The Late Miocene-Early Pliocene paleoclimatic history has been evaluated for a deep drilled sediment sequence at Deep Sea Drilling Project Site 281 and a shallow water marine sediment sequence at Blind River, New Zealand, both of which lay within the Subantarctic water mass during the Late Miocene.
A major, faunally determined, cooling event within the latest Miocene at Site 281 and Blind River coincides with oxygen isotopic changes in benthonic foraminiferal composition at DSDP Site 284 considered by Shackleton and Kennett (1975) to indicate a significant increase in Antarctic ice sheet volume. However, at Site 281 benthonic foraminiferal oxygen isotopic changes do not record such a large increase in Antarctic ice volume. It is possible that the critical interval is within an unsampled section (no recovery) in the latest Miocene. Two benthonic oxygen isotopic events in the Late Miocene (0.5 ‰ and 1 ‰ in the light direction) may be useful as time-stratigraphic markers.

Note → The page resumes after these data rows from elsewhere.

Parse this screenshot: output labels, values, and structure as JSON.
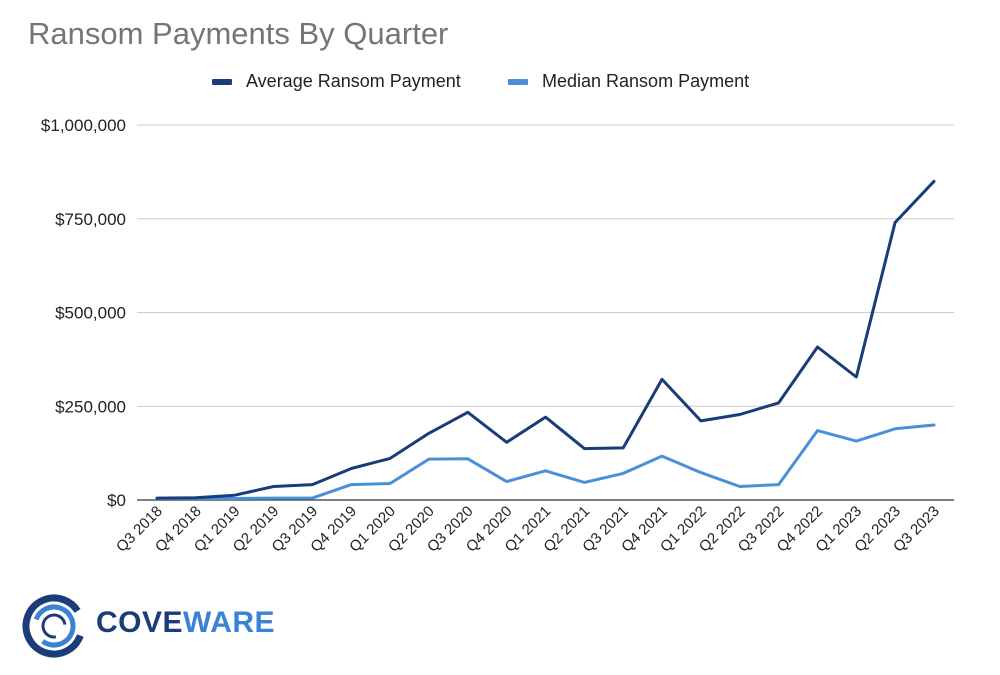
{
  "chart_data": {
    "type": "line",
    "title": "Ransom Payments By Quarter",
    "xlabel": "",
    "ylabel": "",
    "ylim": [
      0,
      1000000
    ],
    "yticks": [
      0,
      250000,
      500000,
      750000,
      1000000
    ],
    "ytick_labels": [
      "$0",
      "$250,000",
      "$500,000",
      "$750,000",
      "$1,000,000"
    ],
    "grid": true,
    "legend_position": "top-center",
    "categories": [
      "Q3 2018",
      "Q4 2018",
      "Q1 2019",
      "Q2 2019",
      "Q3 2019",
      "Q4 2019",
      "Q1 2020",
      "Q2 2020",
      "Q3 2020",
      "Q4 2020",
      "Q1 2021",
      "Q2 2021",
      "Q3 2021",
      "Q4 2021",
      "Q1 2022",
      "Q2 2022",
      "Q3 2022",
      "Q4 2022",
      "Q1 2023",
      "Q2 2023",
      "Q3 2023"
    ],
    "series": [
      {
        "name": "Average Ransom Payment",
        "color": "#1a3c78",
        "values": [
          5000,
          6000,
          12800,
          36000,
          41000,
          84000,
          111000,
          178000,
          234000,
          154000,
          221000,
          137000,
          139000,
          322000,
          211000,
          228000,
          259000,
          408000,
          328000,
          740000,
          850000
        ]
      },
      {
        "name": "Median Ransom Payment",
        "color": "#4a90d9",
        "values": [
          4000,
          4000,
          4000,
          5000,
          5000,
          41000,
          44000,
          109000,
          110000,
          49000,
          78000,
          47000,
          71000,
          117000,
          73000,
          36000,
          41000,
          185000,
          157000,
          190000,
          200000
        ]
      }
    ]
  },
  "logo": {
    "text_cove": "COVE",
    "text_ware": "WARE",
    "color_dark": "#1a3c78",
    "color_light": "#3a82d4"
  }
}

A permanent, negative, carbon isotopic shift at both Site 281 and Blind River allows precise correlations to be made between the two sections and to other sites in the Pacific region. Close interval sampling below the carbon shift at Site 281 revealed dramatic fluctuations in surface-water temperatures prior to a latest Miocene interval of refrigeration (Kapitean) and a strong pulse of dissolution between 6.6 and 6.2 +/- 0.1 m.y. which may be related to a fundamental geochemical change in the oceans at the time of the carbon shift (6.3-6.2 m.y.). No similar close interval sampling at Blind River was possible because of a lack of outcrop over the critical interval.

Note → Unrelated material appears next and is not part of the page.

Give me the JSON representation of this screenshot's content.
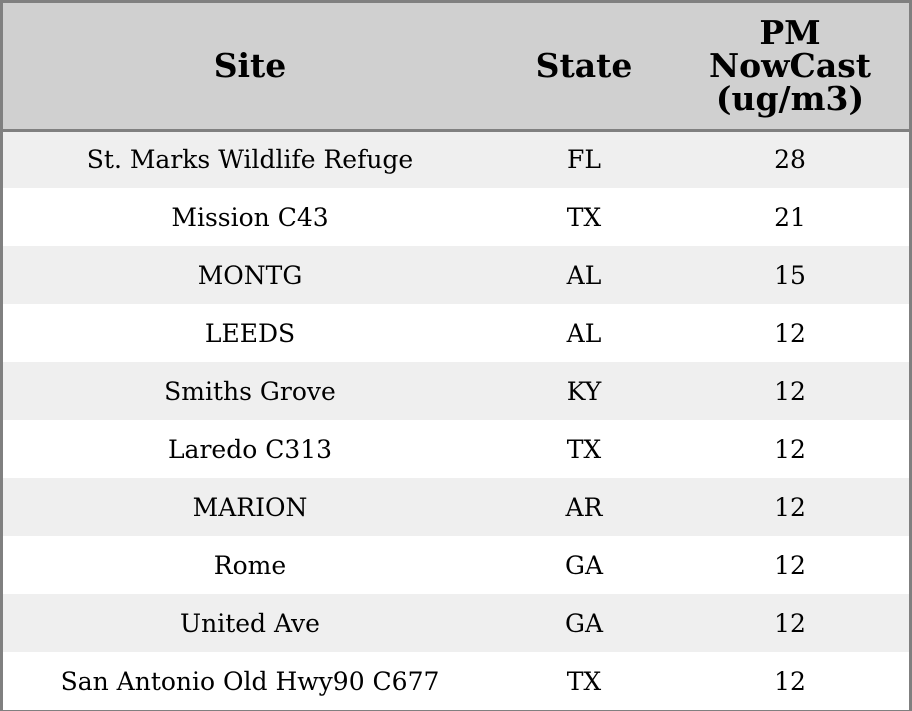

Paleoclimatic histories from the two sections are very similar. Surface water temperatures and Antarctic ice-cap volume appear to have been relatively stable during the late Middle-early Late Miocene (early-late Tongaporutuan). By 6.4 m.y. cooler conditions prevailed at Site 281. Between 6.3 and 6.2 -+ 0.1 m.y. the carbon isotopic shift occurred followed, within 100,000 yr, by a distinct shallowing of water depths at Blind River. The earliest Pliocene (Opoitian) is marked by increasing surface-water temperatures.